I’ benedico il loco e ‘l tempo et l’ora
che sí alto miraron gli occhi mei,
et dico: Anima, assai ringratiar dêi
che fosti a tanto honor degnata allora.
Da lei ti vèn l’amoroso pensero,
che mentre ‘l segui al sommo ben t’invia,
pocho prezando quel ch’ogni huom desia;
da lei vien l’animosa leggiadria
ch’al ciel ti scorge per destro sentero,
sí ch’i’ vo già de la speranza altero.

Back to my post:

And I made one more discovery about my name when my son was small and I was reading all the classic children’s literature out loud to him.  In the charming book, Anne of Green Gables, Lauretta is one of the characters.  I now have a great fondness for this sweet book as well!

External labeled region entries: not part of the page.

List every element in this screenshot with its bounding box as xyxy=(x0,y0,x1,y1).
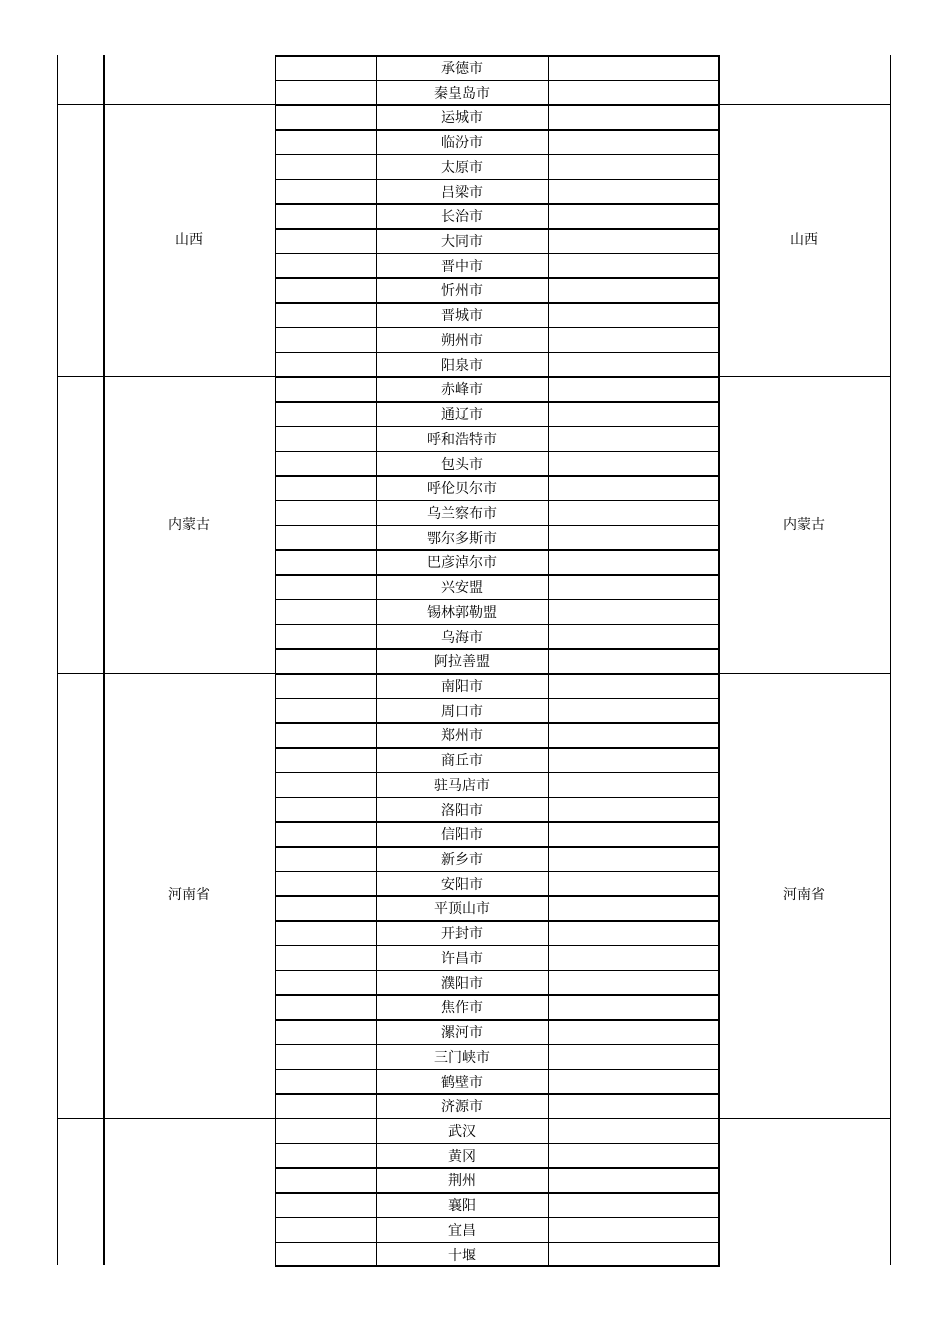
province-label-right: 山西 xyxy=(790,232,818,249)
city-cell: 运城市 xyxy=(441,110,483,127)
city-cell: 包头市 xyxy=(441,456,483,473)
grid-vline-c xyxy=(275,55,276,1265)
city-cell: 朔州市 xyxy=(441,332,483,349)
city-cell: 长治市 xyxy=(441,209,483,226)
city-cell: 安阳市 xyxy=(441,876,483,893)
city-cell: 漯河市 xyxy=(441,1025,483,1042)
city-cell: 三门峡市 xyxy=(434,1049,490,1066)
province-label-left: 河南省 xyxy=(168,887,210,904)
city-cell: 阿拉善盟 xyxy=(434,654,490,671)
city-cell: 呼和浩特市 xyxy=(427,431,497,448)
grid-vline-g xyxy=(890,55,891,1265)
city-cell: 焦作市 xyxy=(441,1000,483,1017)
city-cell: 周口市 xyxy=(441,703,483,720)
province-label-right: 河南省 xyxy=(783,887,825,904)
city-cell: 晋中市 xyxy=(441,258,483,275)
city-cell: 鄂尔多斯市 xyxy=(427,530,497,547)
city-cell: 开封市 xyxy=(441,926,483,943)
city-cell: 襄阳 xyxy=(448,1198,476,1215)
city-cell: 商丘市 xyxy=(441,753,483,770)
city-cell: 十堰 xyxy=(448,1247,476,1264)
grid-vline-e xyxy=(548,55,549,1265)
province-label-right: 内蒙古 xyxy=(783,516,825,533)
city-cell: 鹤壁市 xyxy=(441,1074,483,1091)
city-cell: 新乡市 xyxy=(441,852,483,869)
city-cell: 郑州市 xyxy=(441,728,483,745)
city-cell: 秦皇岛市 xyxy=(434,85,490,102)
city-cell: 济源市 xyxy=(441,1099,483,1116)
city-cell: 锡林郭勒盟 xyxy=(427,604,497,621)
province-label-left: 内蒙古 xyxy=(168,516,210,533)
city-cell: 晋城市 xyxy=(441,308,483,325)
grid-vline-a xyxy=(57,55,58,1265)
city-cell: 赤峰市 xyxy=(441,382,483,399)
city-cell: 信阳市 xyxy=(441,827,483,844)
city-cell: 太原市 xyxy=(441,159,483,176)
city-cell: 巴彦淖尔市 xyxy=(427,555,497,572)
city-cell: 洛阳市 xyxy=(441,802,483,819)
city-cell: 濮阳市 xyxy=(441,975,483,992)
city-cell: 阳泉市 xyxy=(441,357,483,374)
city-cell: 荆州 xyxy=(448,1173,476,1190)
city-cell: 兴安盟 xyxy=(441,580,483,597)
city-cell: 乌兰察布市 xyxy=(427,505,497,522)
city-cell: 承德市 xyxy=(441,61,483,77)
city-cell: 宜昌 xyxy=(448,1222,476,1239)
city-cell: 大同市 xyxy=(441,234,483,251)
city-cell: 呼伦贝尔市 xyxy=(427,481,497,498)
city-cell: 平顶山市 xyxy=(434,901,490,918)
city-cell: 黄冈 xyxy=(448,1148,476,1165)
city-cell: 忻州市 xyxy=(441,283,483,300)
city-cell: 吕梁市 xyxy=(441,184,483,201)
city-cell: 武汉 xyxy=(448,1123,476,1140)
province-label-left: 山西 xyxy=(175,232,203,249)
city-cell: 临汾市 xyxy=(441,135,483,152)
city-cell: 通辽市 xyxy=(441,407,483,424)
city-cell: 驻马店市 xyxy=(434,777,490,794)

To close this rambling post on where in the world my name came from, the following sentiment from Anne of Green Gables shares that awesome feeling that, just when you think the world has already revealed all of its charms to you, you can still be surprised by the most amazing things about even the closest things that you take for granted.  Thanks world!

And to my great-grandmother, Estelle, I say grazie mille for giving her lovely daughter such a beautiful name filled with such happy associations to gorgeous italia!  To my own mother I say thank you for your generous spirit in naming me after the woman we both admired and loved.